El incidente se produjo cuando el portero del Atlético, Juan Musso, sacó de portería y pasó a Pubill, quien paró el balón con la mano y devolvió el juego a Musso. Según las reglas, esta acción debe suponer un penalti claro. Barcelona insiste en que la normativa es muy clara y no admite dudas, por lo que sorprende la ausencia de revisión.
Además, en Barcelona critican que el capitán del Atlético, Koke, quien ya había recibido una tarjeta amarilla, no fuese expulsado pese a cometer varias faltas claras y peligrosas durante el partido, lo que acrecienta la sensación de un arbitraje desigual.
El club recuerda episodios similares en temporadas anteriores, como la expulsión de Araujo ante PSG también con Kovács como juez, generando dudas sobre la imparcialidad y consistencia del árbitro en partidos decisivos.
El técnico Hansi Flick y los jugadores manifestaron públicamente su enfado, y el presidente del Barça confirmó que en las próximas horas se enviará la queja formal. Aunque estos reclamos no modifican resultados, sí buscan aclaraciones y mejor control arbitral.
Análisis 1: La falta de penalti por la mano de Pubill sin intervención del VAR afecta negativamente la credibilidad del sistema de asistencia arbitral en partidos clave. Implicación: Barcelona podría intensificar presión para mejorar el uso del VAR y la calidad arbitral.
Análisis 2: La permisividad con Koke y su no expulsión favorece un juego más agresivo de Atlético y coloca a Barcelona en desventaja arbitral. Consecuencia práctica: el equipo deberá ajustarse para enfrentar un rival más duro con menor protección arbitral.

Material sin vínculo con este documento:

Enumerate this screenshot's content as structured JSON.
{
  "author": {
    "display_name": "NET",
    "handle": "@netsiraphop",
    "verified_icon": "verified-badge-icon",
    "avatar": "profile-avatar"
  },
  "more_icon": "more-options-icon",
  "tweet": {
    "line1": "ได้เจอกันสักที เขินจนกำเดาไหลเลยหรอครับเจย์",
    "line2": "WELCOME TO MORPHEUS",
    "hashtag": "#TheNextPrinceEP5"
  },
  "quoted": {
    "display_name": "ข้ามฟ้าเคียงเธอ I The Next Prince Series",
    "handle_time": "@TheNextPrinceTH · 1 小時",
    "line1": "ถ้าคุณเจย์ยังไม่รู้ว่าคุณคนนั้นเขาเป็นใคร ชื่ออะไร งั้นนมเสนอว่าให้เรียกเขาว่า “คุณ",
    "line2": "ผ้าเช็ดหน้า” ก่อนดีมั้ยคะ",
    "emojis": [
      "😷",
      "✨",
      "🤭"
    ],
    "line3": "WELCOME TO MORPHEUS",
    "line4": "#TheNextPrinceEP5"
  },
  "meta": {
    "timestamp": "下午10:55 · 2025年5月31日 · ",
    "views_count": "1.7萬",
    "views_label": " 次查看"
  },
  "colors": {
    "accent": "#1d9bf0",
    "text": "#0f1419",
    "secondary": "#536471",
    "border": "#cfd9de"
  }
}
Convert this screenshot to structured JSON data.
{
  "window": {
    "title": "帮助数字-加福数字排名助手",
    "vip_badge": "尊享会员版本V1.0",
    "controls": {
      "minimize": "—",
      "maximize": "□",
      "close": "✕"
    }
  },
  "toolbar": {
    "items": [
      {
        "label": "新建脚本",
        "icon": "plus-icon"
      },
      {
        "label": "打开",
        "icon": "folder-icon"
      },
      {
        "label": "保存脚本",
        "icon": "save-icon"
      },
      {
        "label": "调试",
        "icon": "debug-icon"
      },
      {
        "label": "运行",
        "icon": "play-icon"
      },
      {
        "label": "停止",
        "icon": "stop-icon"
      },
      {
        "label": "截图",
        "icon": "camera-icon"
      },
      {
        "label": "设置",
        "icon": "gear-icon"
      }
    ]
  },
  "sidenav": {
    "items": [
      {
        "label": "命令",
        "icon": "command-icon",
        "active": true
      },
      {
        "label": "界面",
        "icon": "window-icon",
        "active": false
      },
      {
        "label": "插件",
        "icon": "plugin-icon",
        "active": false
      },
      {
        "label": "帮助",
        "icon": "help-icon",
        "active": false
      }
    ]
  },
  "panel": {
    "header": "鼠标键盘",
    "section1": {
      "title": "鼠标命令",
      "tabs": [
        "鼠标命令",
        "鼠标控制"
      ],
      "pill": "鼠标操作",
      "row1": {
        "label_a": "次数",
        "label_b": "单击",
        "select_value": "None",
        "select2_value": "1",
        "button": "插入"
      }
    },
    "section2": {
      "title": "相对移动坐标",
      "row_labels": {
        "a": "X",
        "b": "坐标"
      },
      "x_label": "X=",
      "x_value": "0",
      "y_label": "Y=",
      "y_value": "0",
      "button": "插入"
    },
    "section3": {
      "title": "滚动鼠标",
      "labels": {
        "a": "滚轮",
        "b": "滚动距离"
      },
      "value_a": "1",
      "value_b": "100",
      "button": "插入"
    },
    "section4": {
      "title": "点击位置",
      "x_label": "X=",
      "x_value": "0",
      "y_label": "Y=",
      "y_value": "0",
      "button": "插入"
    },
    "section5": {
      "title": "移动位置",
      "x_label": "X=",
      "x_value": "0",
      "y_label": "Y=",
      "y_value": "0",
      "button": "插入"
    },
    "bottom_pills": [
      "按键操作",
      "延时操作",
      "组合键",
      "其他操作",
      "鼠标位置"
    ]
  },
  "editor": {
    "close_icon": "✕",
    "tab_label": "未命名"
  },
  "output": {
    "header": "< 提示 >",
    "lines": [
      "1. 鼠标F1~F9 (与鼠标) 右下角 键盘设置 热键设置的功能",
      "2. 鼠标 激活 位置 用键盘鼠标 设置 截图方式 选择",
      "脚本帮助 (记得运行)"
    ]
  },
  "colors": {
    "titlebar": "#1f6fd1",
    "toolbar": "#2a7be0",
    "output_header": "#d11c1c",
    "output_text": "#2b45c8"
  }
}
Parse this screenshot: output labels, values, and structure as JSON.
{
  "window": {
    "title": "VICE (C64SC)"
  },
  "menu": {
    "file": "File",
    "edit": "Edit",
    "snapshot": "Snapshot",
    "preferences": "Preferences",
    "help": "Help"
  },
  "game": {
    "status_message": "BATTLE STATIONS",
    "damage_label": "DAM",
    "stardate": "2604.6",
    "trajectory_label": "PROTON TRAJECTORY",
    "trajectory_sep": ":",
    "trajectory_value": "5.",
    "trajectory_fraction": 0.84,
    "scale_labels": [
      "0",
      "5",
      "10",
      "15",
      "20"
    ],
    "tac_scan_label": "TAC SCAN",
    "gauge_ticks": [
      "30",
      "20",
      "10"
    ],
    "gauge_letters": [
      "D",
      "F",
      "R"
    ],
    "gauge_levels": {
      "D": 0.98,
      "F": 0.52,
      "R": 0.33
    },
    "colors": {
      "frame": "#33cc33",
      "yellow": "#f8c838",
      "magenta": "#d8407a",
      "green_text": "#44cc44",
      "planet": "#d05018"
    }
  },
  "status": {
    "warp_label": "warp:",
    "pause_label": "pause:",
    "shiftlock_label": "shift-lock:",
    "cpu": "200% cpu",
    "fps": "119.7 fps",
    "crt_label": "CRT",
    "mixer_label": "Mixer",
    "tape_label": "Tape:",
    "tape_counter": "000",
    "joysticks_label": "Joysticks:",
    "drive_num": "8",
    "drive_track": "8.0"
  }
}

Análisis 3: Los repetidos problemas arbitrales con Kovács en partidos de Barcelona señalan problemas estructurales, lo que podría aumentar la presión social y mediática para que la UEFA revise la designación de árbitros en partidos cruciales. Para los aficionados, esto significa comprender que la lucha se libra tanto dentro como fuera del campo.
En conclusión, esta situación avisa a los seguidores que los resultados en la Champions no dependen solo del rendimiento futbolístico, sino también del factor arbitral. Barcelona afronta una vuelta complicada y necesita concentración y fortaleza para superar no solo al rival, sino las circunstancias arbitrales.